El Ayuntamiento de Salamanca cierra 2019 con un superávit de 2,2 millones

La reducción de la deuda fue de más de un 12% respecto al año anterior

Carlos García Carbayo, alcalde de Salamanca
Carlos García Carbayo, alcalde de SalamancaDAVID ARRANZIcal

Buenas noticias en tiempos de pandemia. La gestión económica del Gobierno municipal de Salamanca ha permitido liquidar el Presupuesto del Ayuntamiento de 2019 con un superávit de 2,2 millones de euros, alcanzando un gasto social por habitante de 644,22 euros, lo que supone un crecimiento del 8,6 por ciento con respecto al ejercicio anterior, y una inversión per cápita de 1.003 euros, un 6,36 por ciento más que en 2018.

Asimismo, el Consistorio logró un equilibrio entre los ingresos y los gastos, cumpliendo nuevamente con la premisa de no gastar más de lo que se ingresa. En este contexto, las cuentas municipales se cerraron el año pasado generando una capacidad de financiación, -lo que se conoce como superávit en términos de estabilidad presupuestaria-, de 1.479.305 euros.

Cabe destacar que ambas cifras son sensiblemente inferiores a las registradas en la liquidación correspondiente al ejercicio de 2018, principalmente por dos motivos. Por un lado, debido a la rebaja del 5 por ciento sobre el Impuesto de Bienes Inmuebles (IBI) y por otro, al aumento de la ejecución del Presupuesto con casi 10,4 millones de euros en el gasto total y casi 8,9 millones de euros en el gasto no financiero.

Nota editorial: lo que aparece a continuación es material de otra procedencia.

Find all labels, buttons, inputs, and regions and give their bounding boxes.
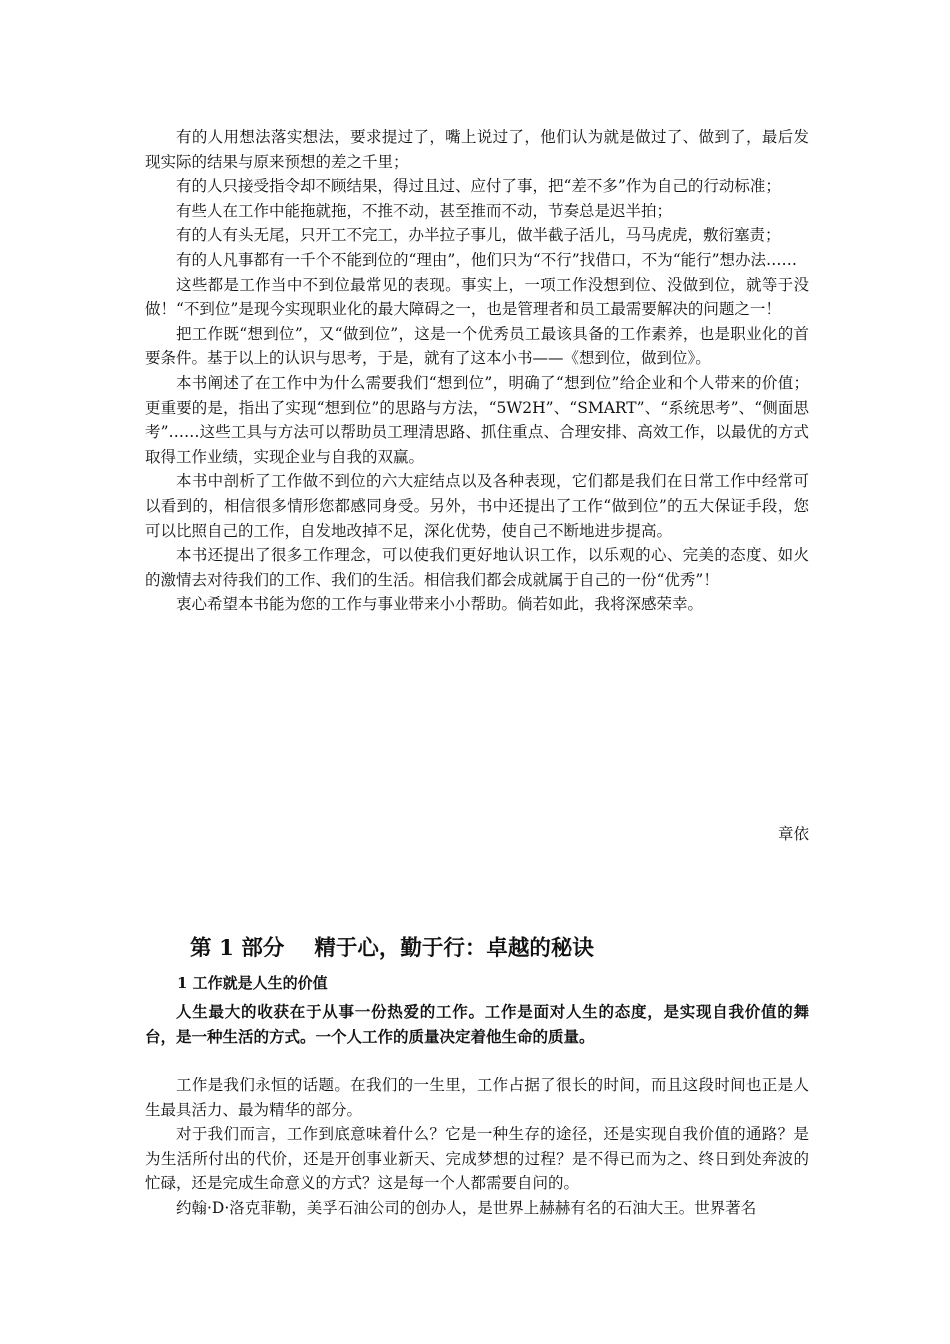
paragraph: 把工作既“想到位”，又“做到位”，这是一个优秀员工最该具备的工作素养，也是职业化的首要条件。基于以上的认识与思考，于是，就有了这本小书——《想到位，做到位》。 (145, 324, 809, 368)
paragraph: 约翰·D·洛克菲勒，美孚石油公司的创办人，是世界上赫赫有名的石油大王。世界著名 (176, 1198, 757, 1217)
section-body (145, 1073, 809, 1220)
paragraph: 有的人用想法落实想法，要求提过了，嘴上说过了，他们认为就是做过了、做到了，最后发现实际的结果与原来预想的差之千里； (145, 128, 809, 171)
paragraph: 有的人有头无尾，只开工不完工，办半拉子事儿，做半截子活儿，马马虎虎，敷衍塞责； (176, 226, 781, 245)
paragraph: 工作是我们永恒的话题。在我们的一生里，工作占据了很长的时间，而且这段时间也正是人生最具活力、最为精华的部分。 (145, 1076, 809, 1119)
part-heading: 第 1 部分 精于心，勤于行：卓越的秘诀 (190, 936, 594, 961)
paragraph: 这些都是工作当中不到位最常见的表现。事实上，一项工作没想到位、没做到位，就等于没做！“不到位”是现今实现职业化的最大障碍之一，也是管理者和员工最需要解决的问题之一！ (145, 275, 809, 319)
paragraph: 有的人只接受指令却不顾结果，得过且过、应付了事，把“差不多”作为自己的行动标准； (176, 177, 781, 196)
paragraph: 本书还提出了很多工作理念，可以使我们更好地认识工作，以乐观的心、完美的态度、如火的激情去对待我们的工作、我们的生活。相信我们都会成就属于自己的一份“优秀”！ (145, 546, 809, 589)
preface-body (145, 125, 809, 617)
paragraph: 对于我们而言，工作到底意味着什么？它是一种生存的途径，还是实现自我价值的通路？是为生活所付出的代价，还是开创事业新天、完成梦想的过程？是不得已而为之、终日到处奔波的忙碌，还是完成生命意义的方式？这是每一个人都需要自问的。 (145, 1125, 809, 1192)
paragraph: 本书中剖析了工作做不到位的六大症结点以及各种表现，它们都是我们在日常工作中经常可以看到的，相信很多情形您都感同身受。另外，书中还提出了工作“做到位”的五大保证手段，您可以比照自己的工作，自发地改掉不足，深化优势，使自己不断地进步提高。 (145, 472, 809, 540)
section-lead (145, 999, 809, 1049)
section-heading: 1 工作就是人生的价值 (177, 974, 328, 992)
lead-paragraph: 人生最大的收获在于从事一份热爱的工作。工作是面对人生的态度，是实现自我价值的舞台，是一种生活的方式。一个人工作的质量决定着他生命的质量。 (145, 1002, 809, 1046)
paragraph: 有些人在工作中能拖就拖，不推不动，甚至推而不动，节奏总是迟半拍； (176, 201, 673, 220)
paragraph: 有的人凡事都有一千个不能到位的“理由”，他们只为“不行”找借口，不为“能行”想办法…… (176, 250, 798, 269)
paragraph: 衷心希望本书能为您的工作与事业带来小小帮助。倘若如此，我将深感荣幸。 (176, 595, 704, 614)
paragraph: 本书阐述了在工作中为什么需要我们“想到位”，明确了“想到位”给企业和个人带来的价值；更重要的是，指出了实现“想到位”的思路与方法，“5W2H”、“SMART”、“系统思考”、“侧面思考”……这些工具与方法可以帮助员工理清思路、抓住重点、合理安排、高效工作，以最优的方式取得工作业绩，实现企业与自我的双赢。 (145, 373, 809, 466)
author-signature: 章依 (777, 825, 809, 843)
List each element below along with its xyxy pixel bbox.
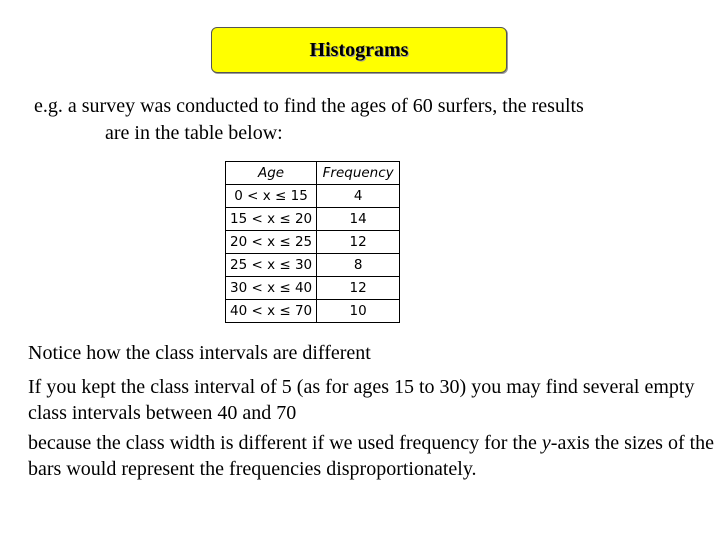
age-cell: 25 < x ≤ 30: [226, 254, 317, 277]
frequency-table: [225, 161, 400, 323]
frequency-cell: 10: [317, 300, 400, 323]
intro-line-1: e.g. a survey was conducted to find the ages of 60 surfers, the results: [34, 95, 584, 117]
frequency-cell: 12: [317, 231, 400, 254]
age-cell: 30 < x ≤ 40: [226, 277, 317, 300]
frequency-cell: 12: [317, 277, 400, 300]
age-cell: 15 < x ≤ 20: [226, 208, 317, 231]
notes-block: [28, 340, 718, 482]
frequency-column-header: Frequency: [317, 162, 400, 185]
intro-text: [34, 93, 714, 147]
intro-line-2: are in the table below:: [105, 122, 283, 144]
age-column-header: Age: [226, 162, 317, 185]
note-intervals-different: Notice how the class intervals are different: [28, 342, 371, 364]
frequency-cell: 14: [317, 208, 400, 231]
age-cell: 40 < x ≤ 70: [226, 300, 317, 323]
note-empty-intervals: If you kept the class interval of 5 (as for ages 15 to 30) you may find several empty class intervals between 40 and 70: [28, 376, 695, 424]
page-title: Histograms: [309, 38, 409, 61]
note-class-width: [28, 430, 718, 482]
age-cell: 0 < x ≤ 15: [226, 185, 317, 208]
table-row: [226, 208, 400, 231]
title-banner: [211, 27, 507, 73]
y-axis-letter: y: [541, 432, 551, 454]
table-row: [226, 300, 400, 323]
frequency-cell: 8: [317, 254, 400, 277]
table-header-row: [226, 162, 400, 185]
note-class-width-start: because the class width is different if we used frequency for the: [28, 432, 542, 454]
frequency-cell: 4: [317, 185, 400, 208]
table-row: [226, 185, 400, 208]
note-class-width-end: -axis the sizes of the bars would represent the frequencies disproportionately.: [28, 432, 715, 480]
table-row: [226, 277, 400, 300]
table-row: [226, 231, 400, 254]
age-cell: 20 < x ≤ 25: [226, 231, 317, 254]
table-row: [226, 254, 400, 277]
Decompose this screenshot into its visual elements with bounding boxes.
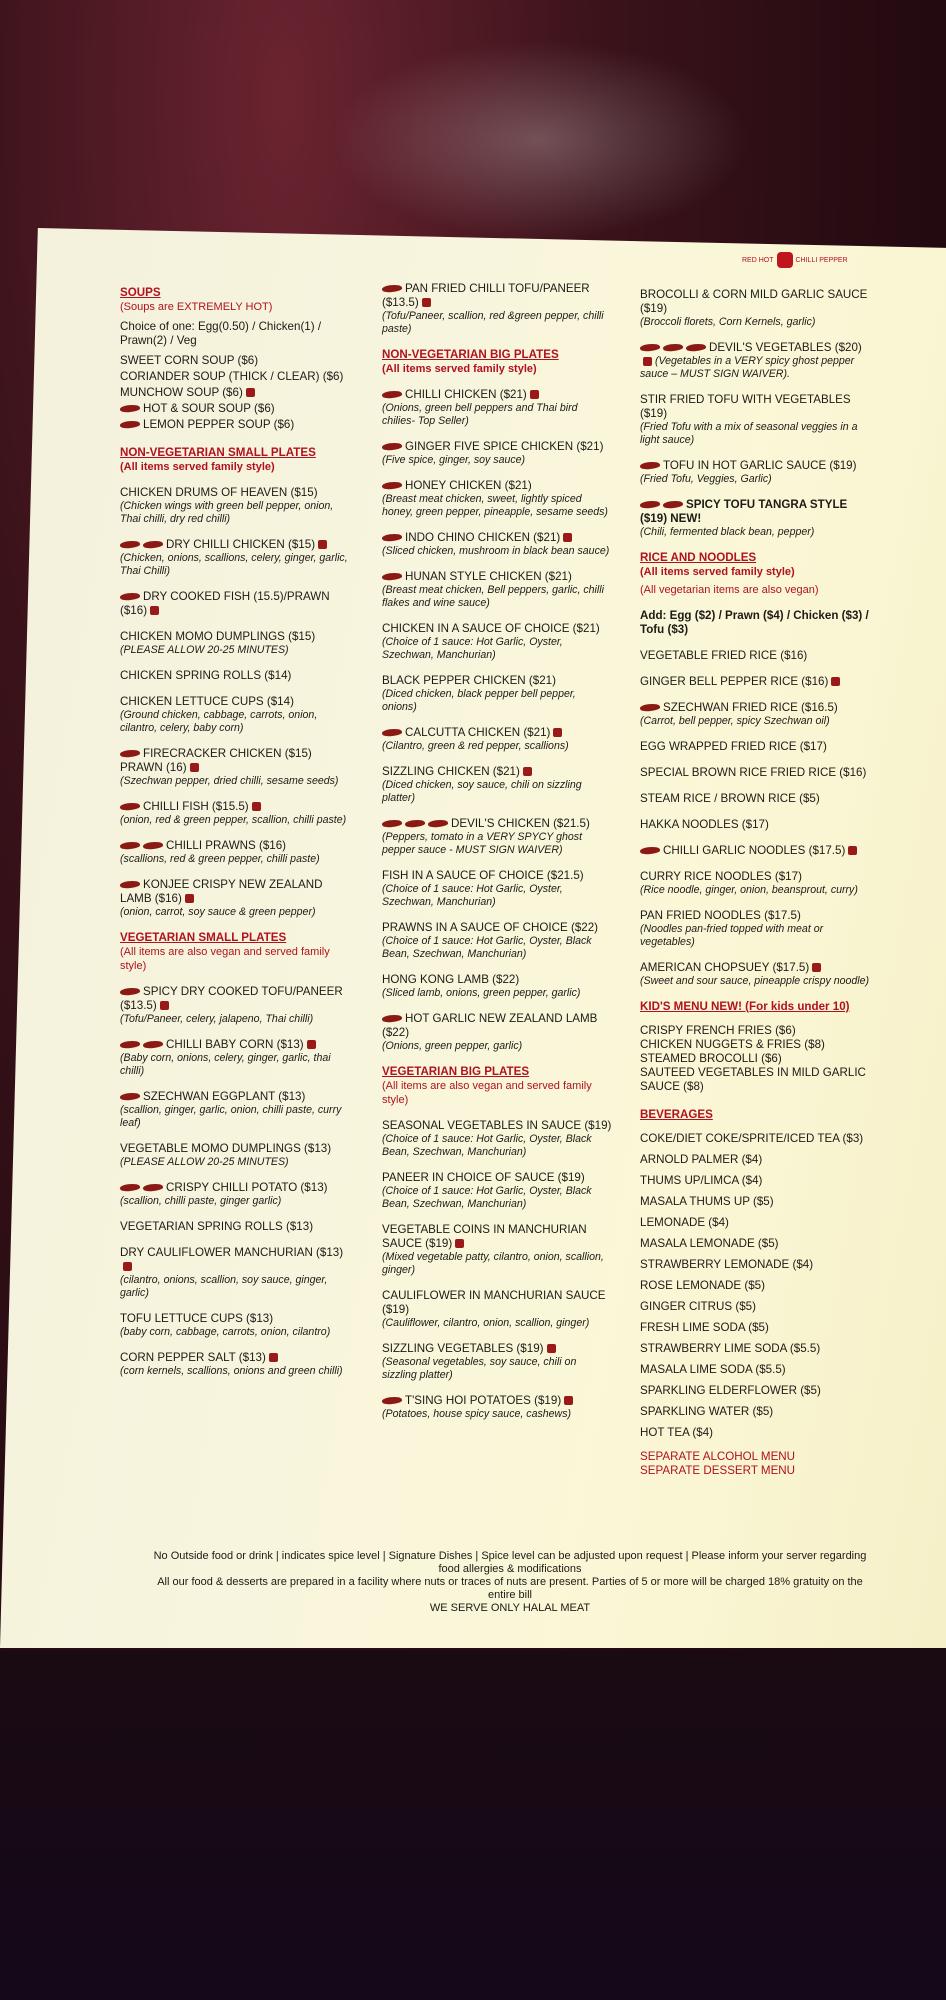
- chilli-pepper-icon: [120, 880, 141, 890]
- menu-item: SIZZLING CHICKEN ($21) (Diced chicken, soy sauce, chili on sizzling platter): [382, 765, 582, 804]
- menu-item: EGG WRAPPED FRIED RICE ($17): [640, 740, 827, 753]
- menu-item: BLACK PEPPER CHICKEN ($21) (Diced chicken, black pepper bell pepper, onions): [382, 674, 576, 713]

La intención del Ayuntamiento es destinar el superávit a financiar los gastos sociales que se deriven de la crisis asociada por la pandemia del Covid-19 y, si la legislación lo permitiera, a actuaciones dirigidas a apoyar la reactivación de la economía local.

Reducción de la deuda en casi 6,7 millones

La ratio de endeudamiento, que es el parámetro que utiliza la ley para medir el nivel de endeudamiento de las corporaciones locales, se situó a 31 de diciembre de 2019 en el 33,73 por ciento (50.097.064 euros), casi cuatro puntos menos que en 2018. En este contexto, cabe resaltar que el capital vivo de deuda descendió en casi 6,7 millones de euros (un 12,05) respecto al ejercicio anterior.

Gracias a esta gestión económica, el Ayuntamiento de Salamanca continúa pagando prácticamente al contado a sus proveedores, que en su mayoría son autónomos y pequeñas empresas. En concreto, el consistorio salmantino pagó en 2019 a sus proveedores en un plazo medio de 11,97 días desde que se reconoce la factura.